The reported success rate of ETV ranges from 50% to 95%.25–33 There are conflicting studies that have described the outcome after ETV to be dependent on age,25,26,34–36 independent of age,37,38 or dependant mainly on etiology.28,35,39,40 In a multivariate analysis, Drake and associates reported a higher failure rate for younger patients, particularly neonates and infants.26 Similarly, Kadrian and coworkers have shown a higher failure rate for patients younger than 6 months.25 The procedure is less likely to be successful if there is any history of communicating hydrocephalus.24,41 For example, patients with aqueductal stenosis who have prior evidence of ventricular hemorrhage, shunt infection, or meningitis are less likely to have a good result.36,42,43 However, this is not uniformly the case because ETV has been reported to be successful in some patients with hydrocephalus and associated ventricular shunt infections.44,45 The success of an ETV procedure is determined mainly by clinical evaluation, not postoperative imaging, because the ventricular system may not change significantly in size.

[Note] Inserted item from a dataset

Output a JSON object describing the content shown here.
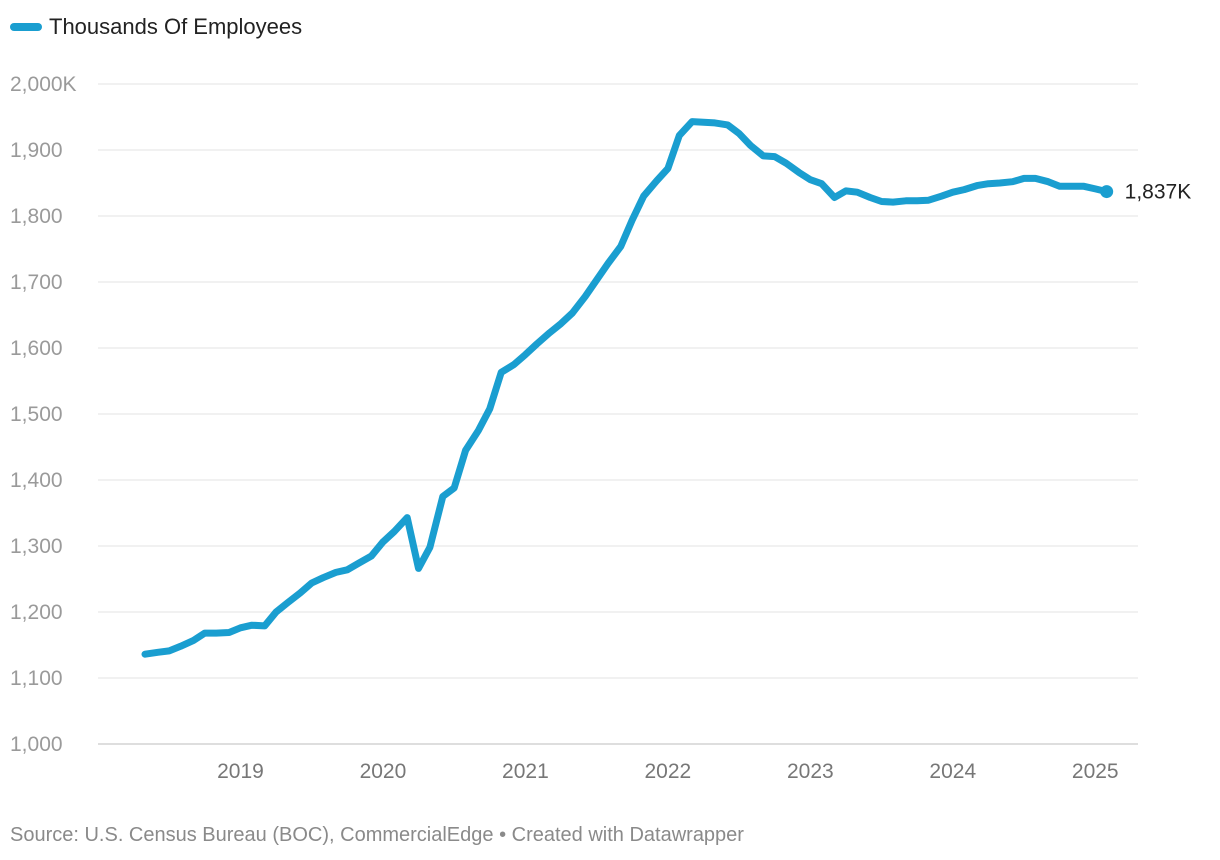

Although ETV is an effective treatment for selected cases of noncommunicating hydrocephalus, it is not without risks. The reported complication rates range from 0% to 20% in different series,46–48 with a mortality rate of less than 1%.30,47,49 Complications can be categorized as intraoperative, early postoperative, and late postoperative. Intraoperative complications include neurovascular injury and bradycardia with cardiac arrest.42,50–54 Massive subarachnoid bleeding from perforation of the basilar artery or its branches has been reported.55–59 The Canadian cooperative study reported a 1.4% bleeding rate in 368 patients who underwent endoscopic ETV.26 Other authors have reported both arterial and venous bleeding during their procedures.28,60–62
Intraoperative hemodynamic changes have been documented in different series. El-Dawlatly and coworkers experienced a 41% rate of intraoperative bradycardia during perforation of the third ventricular floor in their patients.63 A proposed mechanism for intraoperative hemodynamic changes suggests Cushing’s response from elevated ICP from aggressive irrigation and stimulation of the preoptic area or posterior hypothalamus resulting in bradycardia or tachycardia, respectively.64 Handler and associates documented an intraoperative cardiac arrest during ETV in a patient with aqueductal stenosis.52 The patient required cardioversion. This case demonstrates the danger of infusing a high-flow fluid irrigation in a closed system.
Early postoperative complications include subdural hematoma, CSF leak, infection, and endocrinologic disorders. A large corticotomy draining into the subdural space or sudden excessive CSF drainage during ETV is a possible risk factor for the development of subdural hematomas.61,65,66 Restoration of CSF absorption by the arachnoid granulations may not be immediate in the early postoperative period. The increased ICP can lead to the development of a CSF collection under the incision or leakage of CSF resulting in meningitis or ventriculitis. Several investigators have reported electrolyte and endocrinologic abnormalities following ETV.51,67–69 Abnormalities include the syndrome of inappropriate antidiuretic hormone secretion (SIADH), diabetes insipidus, and secondary amenorrhea.51,68,69 Other early postoperative complications include transient memory loss and personality disorders from injury to the fornices as well as cranial nerve palsies and seizures.26,33,46,47,54,61,70,71
Late postoperative complications consist mainly of delayed failure from closure of the ETV stoma. The reported rate of delayed failure ranges from 2% to 15% in different series.26,28,72–74 Late failure leading to rapid clinical deterioration and death are rare but real occurrences.48,72,75 The mechanism of ETV failure may be multifactorial. Causes include inadequate size of the initial fenestration, underappreciated secondary membranes, reduced or no CSF flow through the fenestration, narrowing or closure of the stoma due to hemorrhagic obstruction, elevated CSF protein and fibrinogen, postoperative infection with CSF obstruction at the fenestration site or inadequate CSF absorption by the arachnoid granulations, and tumor progression resulting in blockage.